Armin Linke, G8 Summit, Genova Italy 2001
Libertà
vive nelle immagini fotografiche di Armin Linke“testimone visivo delle trasformazioni del nostro tempo” come lo definisce il curatore- nelle foto scattate al G8 a Genova in cui lo spessore di riflessione etica e di informazione stratifica e avvalora la definizione estetica. Suggestivo appare l’esperimento di un’architettura ultrasensoriale degli svizzeri Décosterd & Rahm che coinvolge sensazioni diverse da quelle puramente visive. Si viene indotti in uno stato di estasi dal “Buon odore di Cristo”, installazione che mette in gioco l’olfatto nebulizzando una miscela di fragranze (balsamo di Giudea, mirra, incenso, cinnamomo) legata alla figura divina, ricostruita sulle descrizioni dei Vangeli. Spiazzante e singolare risulta l’uso allusivo di un odore preciso, dolce e persistente, che –come un immanente simbolo del sacro- impregna lo spazio.
E mentre la dimensione ludica della Felicità esplode nel dinamismo tecnologico dell’animazione video di Patrick Tuttofuoco, la Bellezza è venerata da Ettore Spalletti nel candore geometrico delle sue tavole e nell’omaggio del suo ritratto fotografico all’incanto dei fiori.
Un computer Apple di ultima generazione presenta come salvaschermo vedute di paesaggi bellissimi, contaminati da carcasse di mezzi militari distrutti, e corpi straziati di vittime della guerra, scattate da volontari di Emergency durante la costruzione di un centro medico a Kabul.

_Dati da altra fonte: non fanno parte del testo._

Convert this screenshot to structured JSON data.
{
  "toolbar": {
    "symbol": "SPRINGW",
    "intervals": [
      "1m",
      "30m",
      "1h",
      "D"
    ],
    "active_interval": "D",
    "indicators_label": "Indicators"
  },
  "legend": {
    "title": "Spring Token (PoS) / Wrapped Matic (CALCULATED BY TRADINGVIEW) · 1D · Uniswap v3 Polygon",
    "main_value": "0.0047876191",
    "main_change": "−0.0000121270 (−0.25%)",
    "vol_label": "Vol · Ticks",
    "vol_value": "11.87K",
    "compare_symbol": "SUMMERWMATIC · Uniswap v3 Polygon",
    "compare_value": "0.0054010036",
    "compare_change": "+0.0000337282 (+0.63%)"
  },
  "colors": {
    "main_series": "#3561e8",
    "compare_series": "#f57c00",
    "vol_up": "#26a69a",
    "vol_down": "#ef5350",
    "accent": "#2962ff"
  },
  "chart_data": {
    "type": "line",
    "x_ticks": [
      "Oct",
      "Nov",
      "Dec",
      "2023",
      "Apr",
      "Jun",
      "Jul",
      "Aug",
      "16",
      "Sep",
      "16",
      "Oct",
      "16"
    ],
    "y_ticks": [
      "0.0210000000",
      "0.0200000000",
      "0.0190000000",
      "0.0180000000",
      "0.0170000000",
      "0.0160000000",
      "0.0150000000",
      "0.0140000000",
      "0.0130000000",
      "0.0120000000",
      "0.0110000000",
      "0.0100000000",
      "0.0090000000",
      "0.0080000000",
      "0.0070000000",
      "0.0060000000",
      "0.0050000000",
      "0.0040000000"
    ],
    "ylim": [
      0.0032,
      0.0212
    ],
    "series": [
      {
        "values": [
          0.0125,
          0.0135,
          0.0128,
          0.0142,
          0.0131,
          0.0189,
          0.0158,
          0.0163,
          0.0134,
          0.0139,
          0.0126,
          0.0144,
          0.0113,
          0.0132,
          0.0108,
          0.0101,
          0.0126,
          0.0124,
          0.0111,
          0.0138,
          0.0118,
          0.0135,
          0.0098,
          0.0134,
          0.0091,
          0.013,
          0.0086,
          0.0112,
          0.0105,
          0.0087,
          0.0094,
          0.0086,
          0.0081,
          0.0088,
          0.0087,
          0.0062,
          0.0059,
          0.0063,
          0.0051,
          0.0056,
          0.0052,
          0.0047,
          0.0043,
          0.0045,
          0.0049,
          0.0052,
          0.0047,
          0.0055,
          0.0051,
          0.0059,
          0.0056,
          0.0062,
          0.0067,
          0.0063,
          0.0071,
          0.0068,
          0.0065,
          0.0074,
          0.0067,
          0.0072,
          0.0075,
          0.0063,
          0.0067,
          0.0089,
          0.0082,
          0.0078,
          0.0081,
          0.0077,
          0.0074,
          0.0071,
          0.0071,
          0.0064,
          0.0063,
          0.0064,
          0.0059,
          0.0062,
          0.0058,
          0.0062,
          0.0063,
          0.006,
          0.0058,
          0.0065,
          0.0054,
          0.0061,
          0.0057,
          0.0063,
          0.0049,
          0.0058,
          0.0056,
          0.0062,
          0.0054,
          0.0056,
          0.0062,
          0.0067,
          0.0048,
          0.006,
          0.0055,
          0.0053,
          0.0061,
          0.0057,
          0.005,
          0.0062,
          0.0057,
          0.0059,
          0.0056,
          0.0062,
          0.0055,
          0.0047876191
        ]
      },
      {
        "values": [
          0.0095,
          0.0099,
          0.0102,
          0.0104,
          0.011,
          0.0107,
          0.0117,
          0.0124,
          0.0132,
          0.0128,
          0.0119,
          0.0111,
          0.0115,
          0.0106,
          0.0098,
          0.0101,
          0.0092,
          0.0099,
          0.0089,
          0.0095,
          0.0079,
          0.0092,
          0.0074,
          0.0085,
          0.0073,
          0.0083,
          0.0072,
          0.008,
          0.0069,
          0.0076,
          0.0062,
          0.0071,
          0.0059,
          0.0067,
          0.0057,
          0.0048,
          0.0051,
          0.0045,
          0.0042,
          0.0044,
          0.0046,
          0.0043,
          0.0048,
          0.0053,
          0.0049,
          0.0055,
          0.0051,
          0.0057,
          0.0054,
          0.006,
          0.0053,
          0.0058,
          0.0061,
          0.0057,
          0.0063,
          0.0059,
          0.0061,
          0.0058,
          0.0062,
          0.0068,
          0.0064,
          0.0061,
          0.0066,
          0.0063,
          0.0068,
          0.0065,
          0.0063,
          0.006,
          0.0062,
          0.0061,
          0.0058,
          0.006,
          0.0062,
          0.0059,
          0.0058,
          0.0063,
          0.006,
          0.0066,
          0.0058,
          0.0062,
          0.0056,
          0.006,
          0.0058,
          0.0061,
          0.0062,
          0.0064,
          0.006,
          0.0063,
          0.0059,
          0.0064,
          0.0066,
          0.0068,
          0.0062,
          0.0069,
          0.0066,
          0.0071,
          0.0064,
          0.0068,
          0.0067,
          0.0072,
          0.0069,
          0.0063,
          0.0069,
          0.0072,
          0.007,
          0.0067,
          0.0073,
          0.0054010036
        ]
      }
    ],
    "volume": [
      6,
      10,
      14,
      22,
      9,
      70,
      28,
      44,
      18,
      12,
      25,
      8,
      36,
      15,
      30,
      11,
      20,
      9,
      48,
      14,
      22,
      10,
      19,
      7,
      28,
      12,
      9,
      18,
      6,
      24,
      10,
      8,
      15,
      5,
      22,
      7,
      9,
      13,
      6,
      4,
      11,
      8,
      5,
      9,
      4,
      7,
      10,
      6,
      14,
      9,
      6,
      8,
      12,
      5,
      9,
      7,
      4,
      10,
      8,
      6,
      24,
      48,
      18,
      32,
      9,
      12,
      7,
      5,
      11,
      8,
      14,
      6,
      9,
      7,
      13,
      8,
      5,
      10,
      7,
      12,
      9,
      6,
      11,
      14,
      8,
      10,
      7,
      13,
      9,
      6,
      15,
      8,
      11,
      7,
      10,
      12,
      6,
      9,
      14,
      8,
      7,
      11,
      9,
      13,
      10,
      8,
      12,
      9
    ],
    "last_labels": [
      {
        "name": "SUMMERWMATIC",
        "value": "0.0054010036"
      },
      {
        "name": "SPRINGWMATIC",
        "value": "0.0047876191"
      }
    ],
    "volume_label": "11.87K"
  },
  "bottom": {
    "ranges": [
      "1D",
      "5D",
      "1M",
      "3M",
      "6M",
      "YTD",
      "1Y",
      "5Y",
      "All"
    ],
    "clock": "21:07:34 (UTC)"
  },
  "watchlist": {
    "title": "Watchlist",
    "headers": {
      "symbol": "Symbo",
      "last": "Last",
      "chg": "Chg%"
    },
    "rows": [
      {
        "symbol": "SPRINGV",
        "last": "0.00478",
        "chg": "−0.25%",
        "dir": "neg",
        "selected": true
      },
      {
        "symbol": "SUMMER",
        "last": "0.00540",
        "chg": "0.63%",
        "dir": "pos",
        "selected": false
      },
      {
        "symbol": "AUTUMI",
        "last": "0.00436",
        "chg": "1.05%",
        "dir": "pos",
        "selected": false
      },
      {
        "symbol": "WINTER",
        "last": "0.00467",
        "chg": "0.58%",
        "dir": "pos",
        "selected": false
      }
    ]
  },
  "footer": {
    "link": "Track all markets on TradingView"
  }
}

La Pace viene interpretata da Massimo Grimaldi con materiali già esistenti al di fuori dei territori dell’arte, diffusi mediante un’icona dell’imperante feticismo tecnologico. Dopo il cammino in questo intenso Paradiso, l’Inferno fagocita con i suoi connotati ossessivi, nella terrificante risata di Gino De Dominicis che non lascia scampo, nell’invito sonoro Touch me di Dragana Sapanjos che provoca urla ferine di sofferenza.
Massimo Grimaldi, Igor
E’ il regno dell’ambiguo, come provano le messe in scena pittoriche di Pietro Roccasalva che dipinge la Menzogna in ibridazioni di elettrodomestici con spazi sacri, icone fantasmatiche o teschi modellati con il pane e dipinti; inferno è il terreno fertile per l’Odio che aleggia nelle mostruose figure della pittura stratificata e laboriosa di Roberto Cuoghi e per la Disperazione che assume le forme allegoriche di una teoria di esseri senza speranza disegnata dai canadesi Marcel Dzama e Neil Farber. Equivoche e allarmanti sono le loro le figure, tracciate nel linguaggio quasi naif da stripes di cartoons, vomitano mostruosità da Giudizio Universale medievale, escatologiche fobie e bestie come uscite da un video game, quasi ironiche pronipoti delle creature di Bosch.
Emblematico, denso di Dolore e -in questo momento storico- ancora più “infernale”, chiude la mostra il lavoro di Ryan Mendoza che, di fronte a un Barman e a un Robin dipinti a grandezza naturale pone la scritta Americans don’t believe in pain. Mentre il commento dantesco scorre come un’amara denuncia: “Per me si va nella città dolente, per me si va nell’etterno dolore, per me si va, tra la perduta gente”.

myriam zerbi


Paradiso e Inferno, a cura di Giacinto Di Pietrantonio
Fondazione Bevilacqua La Masa, Galleria di Piazza San Marco 71/c, Palazzetto Tito, Dorsoduro 2826, 041 5207797; www.bevilacqualamasa.it
tutti i gg 12 – 18; ven_sab 10-22 ch lun, ingresso: intero € 5 ridotto € 3

[exibart]

1 commento

  1. un’occasione persa, un’evidente esibizione di servilismo verso le solite tre gallerie, lavori forzati dentro a un tema che richiedeva ben altra profondità di trattamento, catalogo che non riporta il lavoro di Tuttofuoco ma alcune pagine di pubblicità gratuita alle mostre di Guenzani, che dire…ero l’unico visitatore domenica, con Venezia che scoppiava di gente, evidentemente finchè vengono realizzate delle mostre così brutte il contemporaneo non può che soffrire.